I have a confession to make: I love annuals! Ever since I started working in a nursery, at age 14, annuals have had a special hold on me. There’s nothing like driving by a mass planting of petunias or vinca (Catharanthus roseus) – the sea of color just grabs your eye and captivates your attention.
In the right garden setting, impatiens can make quite an impact.
Photo Credit: Felder Rushing
Winter annuals, like these pansy baskets, add a punch of color to an otherwise dull landscape.
Photo Credit: Daniel Overcash
Of course, annuals only last one season and you have to replant them every year (compared with perennials, which you plant once and only maintain from year to year). But I’ve always reasoned that you get the most color from annuals.
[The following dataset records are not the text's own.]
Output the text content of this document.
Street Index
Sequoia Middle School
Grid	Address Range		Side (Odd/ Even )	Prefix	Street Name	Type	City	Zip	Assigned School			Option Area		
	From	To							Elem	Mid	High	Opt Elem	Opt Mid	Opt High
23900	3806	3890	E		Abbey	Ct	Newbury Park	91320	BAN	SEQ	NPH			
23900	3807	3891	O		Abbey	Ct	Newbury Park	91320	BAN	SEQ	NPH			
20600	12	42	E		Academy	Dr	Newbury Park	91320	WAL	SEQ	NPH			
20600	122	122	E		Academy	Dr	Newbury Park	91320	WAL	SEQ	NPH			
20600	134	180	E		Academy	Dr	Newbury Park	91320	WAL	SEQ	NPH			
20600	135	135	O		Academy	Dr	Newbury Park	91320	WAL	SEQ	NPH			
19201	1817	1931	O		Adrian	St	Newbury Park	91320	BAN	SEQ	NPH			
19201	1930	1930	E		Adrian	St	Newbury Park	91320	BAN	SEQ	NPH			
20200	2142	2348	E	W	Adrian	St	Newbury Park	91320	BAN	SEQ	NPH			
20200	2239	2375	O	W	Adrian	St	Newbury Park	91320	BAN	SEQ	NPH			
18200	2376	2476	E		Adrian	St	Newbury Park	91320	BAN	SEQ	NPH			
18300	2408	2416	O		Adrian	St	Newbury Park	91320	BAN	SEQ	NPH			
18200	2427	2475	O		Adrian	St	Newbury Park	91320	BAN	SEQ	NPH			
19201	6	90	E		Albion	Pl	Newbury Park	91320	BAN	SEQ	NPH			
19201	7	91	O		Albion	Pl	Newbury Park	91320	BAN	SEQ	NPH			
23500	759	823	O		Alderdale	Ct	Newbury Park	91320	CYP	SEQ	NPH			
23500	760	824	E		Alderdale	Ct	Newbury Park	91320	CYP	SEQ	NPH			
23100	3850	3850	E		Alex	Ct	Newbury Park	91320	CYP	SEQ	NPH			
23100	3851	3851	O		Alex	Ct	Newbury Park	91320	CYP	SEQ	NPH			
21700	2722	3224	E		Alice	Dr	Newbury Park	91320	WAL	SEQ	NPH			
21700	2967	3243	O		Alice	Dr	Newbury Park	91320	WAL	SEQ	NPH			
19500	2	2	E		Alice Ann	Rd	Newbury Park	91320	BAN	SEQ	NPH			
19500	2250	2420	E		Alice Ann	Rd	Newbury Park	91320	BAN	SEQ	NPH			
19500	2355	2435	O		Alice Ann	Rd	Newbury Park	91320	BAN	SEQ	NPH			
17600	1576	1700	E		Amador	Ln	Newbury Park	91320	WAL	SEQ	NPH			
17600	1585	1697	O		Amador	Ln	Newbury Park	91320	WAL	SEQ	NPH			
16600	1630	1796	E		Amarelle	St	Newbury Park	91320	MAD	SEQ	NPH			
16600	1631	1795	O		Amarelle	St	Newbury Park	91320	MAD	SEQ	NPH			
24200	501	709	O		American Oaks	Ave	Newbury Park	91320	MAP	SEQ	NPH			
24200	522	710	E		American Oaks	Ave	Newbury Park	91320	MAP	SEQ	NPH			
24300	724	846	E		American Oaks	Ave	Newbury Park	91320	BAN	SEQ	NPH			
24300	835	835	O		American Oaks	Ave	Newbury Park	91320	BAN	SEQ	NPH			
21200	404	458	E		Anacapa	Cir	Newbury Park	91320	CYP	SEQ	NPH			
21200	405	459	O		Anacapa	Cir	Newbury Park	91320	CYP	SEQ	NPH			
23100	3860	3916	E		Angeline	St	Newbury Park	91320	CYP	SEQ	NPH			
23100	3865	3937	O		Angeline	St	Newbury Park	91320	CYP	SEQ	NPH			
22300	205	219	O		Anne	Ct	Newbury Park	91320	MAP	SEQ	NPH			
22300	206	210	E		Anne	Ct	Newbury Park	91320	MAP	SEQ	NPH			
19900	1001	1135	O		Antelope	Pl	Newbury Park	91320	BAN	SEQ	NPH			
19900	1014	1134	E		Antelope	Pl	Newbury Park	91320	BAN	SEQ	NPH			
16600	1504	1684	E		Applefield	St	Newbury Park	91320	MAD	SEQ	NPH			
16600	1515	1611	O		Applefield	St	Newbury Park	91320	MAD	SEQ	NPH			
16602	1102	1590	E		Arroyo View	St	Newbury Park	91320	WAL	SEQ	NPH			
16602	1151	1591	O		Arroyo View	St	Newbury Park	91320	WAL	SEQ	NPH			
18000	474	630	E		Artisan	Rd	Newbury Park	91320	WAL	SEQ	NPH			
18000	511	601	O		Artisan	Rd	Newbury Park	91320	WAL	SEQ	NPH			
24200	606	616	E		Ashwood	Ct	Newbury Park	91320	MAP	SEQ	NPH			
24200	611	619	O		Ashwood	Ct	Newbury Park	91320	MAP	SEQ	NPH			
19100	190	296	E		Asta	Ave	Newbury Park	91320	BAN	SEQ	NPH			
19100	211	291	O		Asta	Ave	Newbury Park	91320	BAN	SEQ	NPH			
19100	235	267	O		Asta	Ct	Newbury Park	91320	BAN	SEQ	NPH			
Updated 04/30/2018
Depending on your climate, annuals may bloom from mid-April to late October – that’s six months of continuous color! On the flip side, you can choose almost any perennial, and you’ll be lucky if its bloom period will last for even one month. Just think of those amazing tulips that you see at the first sign of spring – they don’t last long. Or how about those beautiful flowering cherry trees? You may get a cherry blossom season as short as a couple of weeks. There’s no argument that perennials and ornamental trees have aesthetic value – it’s just that the extended bloom time of plant-them-every-year annuals deserve recognition for the colorful reward they offer you, your efforts and your garden!
Another feature of annuals is that many climates can enjoy year-round color. Pansies and ornamental cabbage and kale can survive frosty temperatures – even a light snow. (And there’s little that can brighten up a gloomy winter day better than the face of a happy pansy.)
For the best display of year-round color, even the proudest gardener must exert a degree of discipline to rip out healthy plants so that the next crop can get established. I use the following schedule and have had good results:
In spring, I like to wait two to three weeks after the last frost date to remove my winter annuals (pansies, ornamental cabbage and kale) and make way for my next season of colorful show-stoppers. This is the hard part, because the pansies would probably look great! But alas, the spring annuals need time to get established, and that won’t happen if you wait for the pansies to fizzle out when the heat of summer rolls in.
Similarly, in fall, about one month before the first frost, remove your summer annuals to make room for the winter ones. It’ll be hard to pull all those healthy plants up, but go ahead and bite the bullet – winter annuals need to get established before it gets too cold.
Don’t forget to take notes and pictures of your garden throughout the year. It’s much easier to rely on a reference than your memory from season to season. Your notes might include what you liked, what didn’t perform well (including any guesses as to what the problem might have been), height or spread of different plants, and maybe a list of seeds collected. Just remember to take your notes before the seasonal transition.
Perennials, vines, shrubs and trees all have their place in the landscape, but it’s the annuals that offer the most color for the longest season, making them a worthwhile “annual” investment for you and your garden!